There are a couple of minor complications. One is Caliban (splendidly played by a hulkish Graham Beckel), the monster Prospero found orphaned, whom he adopted and taught to speak (his language is among Shakespeare's most elegant), only to be repaid by Caliban's attempted rape of Miranda. Now reduced to a life as Prospero's slave, Caliban is bitter and seeks revenge.
Then there is the drunken butler, Stephano (Geoff Hoyle), who would be ruler of this island he has been shipwrecked on, along with his simple-minded cohort, the jester Trinculo (Michael Tucker). Stephano plies Caliban with wine and plots his takeover.
Of course nothing and no one is a match for the duo of Prospero and Ariel, and -- as in all good dreams -- love and virtue triumph easily in the end. It's as though Shakespeare can hardly wait to get to the stunning denouement in which Prospero sheds his symbolic cloak and renounces his "rough magic," returning voluntarily to ordinary manhood.
Perloff, too, clearly adores the end. The breaking of the spell is dramatically wrought by Prospero's ripping through the paper backdrop, creating a cavelike door by which the players enter and exit. But the best is saved for the touching epilogue: Prospero appears by himself, all the scenery drops away, and the house lights come up. With the magical backstage of the Geary thus fully exposed, Prospero begs us to release him.

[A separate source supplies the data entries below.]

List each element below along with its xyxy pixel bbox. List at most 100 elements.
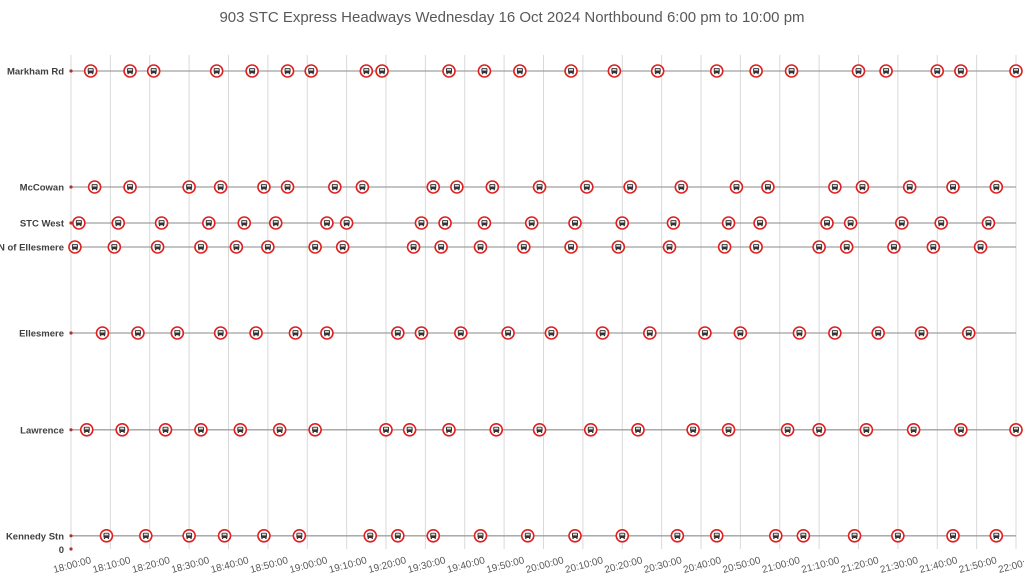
bus-wheel	[115, 249, 117, 251]
start-point	[69, 428, 73, 432]
bus-body	[993, 184, 1000, 190]
bus-wheel	[576, 225, 578, 227]
bus-wheel	[666, 249, 669, 251]
bus-icon	[194, 422, 208, 437]
bus-icon	[292, 528, 307, 543]
bus-wheel	[962, 73, 964, 75]
bus-wheel	[312, 73, 314, 75]
bus-wheel	[84, 431, 86, 433]
bus-wheel	[788, 73, 791, 75]
bus-wheel	[387, 431, 389, 433]
bus-wheel	[603, 335, 606, 337]
bus-icon	[544, 326, 559, 340]
start-point	[69, 185, 73, 189]
bus-icon	[906, 422, 921, 437]
bus-wheel	[198, 249, 200, 251]
bus-wheel	[371, 537, 373, 539]
bus-wheel	[202, 431, 204, 433]
bus-icon	[213, 180, 228, 194]
bus-wheel	[88, 431, 90, 433]
bus-wheel	[253, 335, 255, 337]
bus-icon	[524, 216, 539, 230]
bus-icon	[359, 64, 374, 78]
bus-wheel	[918, 335, 921, 337]
bus-window	[407, 427, 412, 430]
bus-body	[725, 220, 732, 226]
bus-wheel	[777, 537, 779, 539]
bus-wheel	[316, 431, 318, 433]
bus-body	[272, 220, 279, 226]
bus-wheel	[237, 431, 240, 433]
bus-icon	[698, 326, 712, 340]
bus-wheel	[343, 249, 346, 251]
bus-wheel	[788, 431, 791, 433]
bus-body	[599, 330, 606, 336]
bus-wheel	[552, 335, 554, 337]
bus-icon	[820, 216, 834, 230]
bus-icon	[843, 216, 858, 230]
bus-icon	[595, 326, 610, 340]
bus-body	[197, 426, 204, 432]
bus-wheel	[851, 537, 854, 539]
bus-icon	[489, 422, 504, 437]
bus-window	[636, 427, 640, 430]
bus-wheel	[639, 431, 641, 433]
bus-wheel	[757, 249, 759, 251]
bus-wheel	[989, 225, 992, 227]
bus-icon	[989, 528, 1004, 543]
bus-window	[994, 533, 999, 536]
bus-body	[217, 330, 224, 336]
bus-body	[583, 184, 590, 190]
bus-icon	[194, 240, 208, 254]
bus-wheel	[647, 335, 649, 337]
bus-icon	[887, 240, 901, 254]
bus-wheel	[410, 431, 413, 433]
bus-window	[443, 220, 448, 223]
bus-wheel	[914, 431, 917, 433]
bus-icon	[335, 240, 350, 254]
bus-icon	[107, 240, 122, 254]
bus-wheel	[383, 73, 385, 75]
bus-body	[339, 244, 346, 250]
bus-wheel	[88, 73, 90, 75]
bus-icon	[328, 180, 342, 194]
bus-body	[481, 220, 488, 226]
bus-icon	[674, 180, 689, 194]
bus-wheel	[572, 537, 574, 539]
bus-window	[309, 68, 314, 71]
station-label: Ellesmere	[19, 329, 64, 340]
bus-icon	[709, 528, 724, 543]
station-label: Markham Rd	[7, 67, 64, 78]
bus-wheel	[773, 537, 775, 539]
bus-wheel	[76, 249, 78, 251]
bus-window	[537, 427, 542, 430]
bus-icon	[828, 326, 842, 340]
bus-icon	[280, 180, 295, 194]
bus-body	[134, 330, 141, 336]
bus-wheel	[863, 189, 866, 191]
bus-body	[418, 220, 425, 226]
bus-window	[525, 533, 530, 536]
bus-body	[359, 184, 366, 190]
station-rows: 0 Markham Rd McCowan STC West Brimley N of E…	[0, 64, 1023, 556]
x-tick-label: 21:20:00	[840, 555, 881, 576]
bus-wheel	[241, 225, 243, 227]
bus-icon	[99, 528, 114, 543]
bus-body	[367, 532, 374, 538]
bus-wheel	[765, 189, 767, 191]
bus-wheel	[241, 431, 243, 433]
bus-wheel	[481, 73, 484, 75]
bus-body	[572, 220, 578, 226]
bus-window	[864, 427, 869, 430]
bus-wheel	[399, 537, 401, 539]
bus-window	[758, 220, 763, 223]
bus-body	[890, 244, 897, 250]
bus-body	[536, 184, 543, 190]
bus-body	[701, 330, 708, 336]
bus-wheel	[485, 73, 488, 75]
bus-window	[324, 330, 329, 333]
bus-wheel	[529, 537, 531, 539]
bus-icon	[426, 528, 441, 543]
bus-icon	[666, 216, 681, 230]
bus-icon	[304, 64, 318, 78]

There are so many rewarding moments to this Tempest, it seems churlish to want more. I was entranced by David Patrick Kelly's Ariel, as he cast his spell over the lovers, first with pipes like Pan's, then with a single-headed drum. Kelly makes it all look effortless. In a gracefully athletic performance (enhanced by Dryden's costume -- a simple bodysuit accented by a single plume of a pheasant's feather worn like a flag on top of his head) he infuses his Ariel with such a burning desire for freedom, he manages to create his own high-ly compelling dramatic through-line. And, as staged here, he is literally Prospero's shadow master: When he stands behind Prospero and brings on the tempest by thrusting his fist heavenward, he is the source of magical power.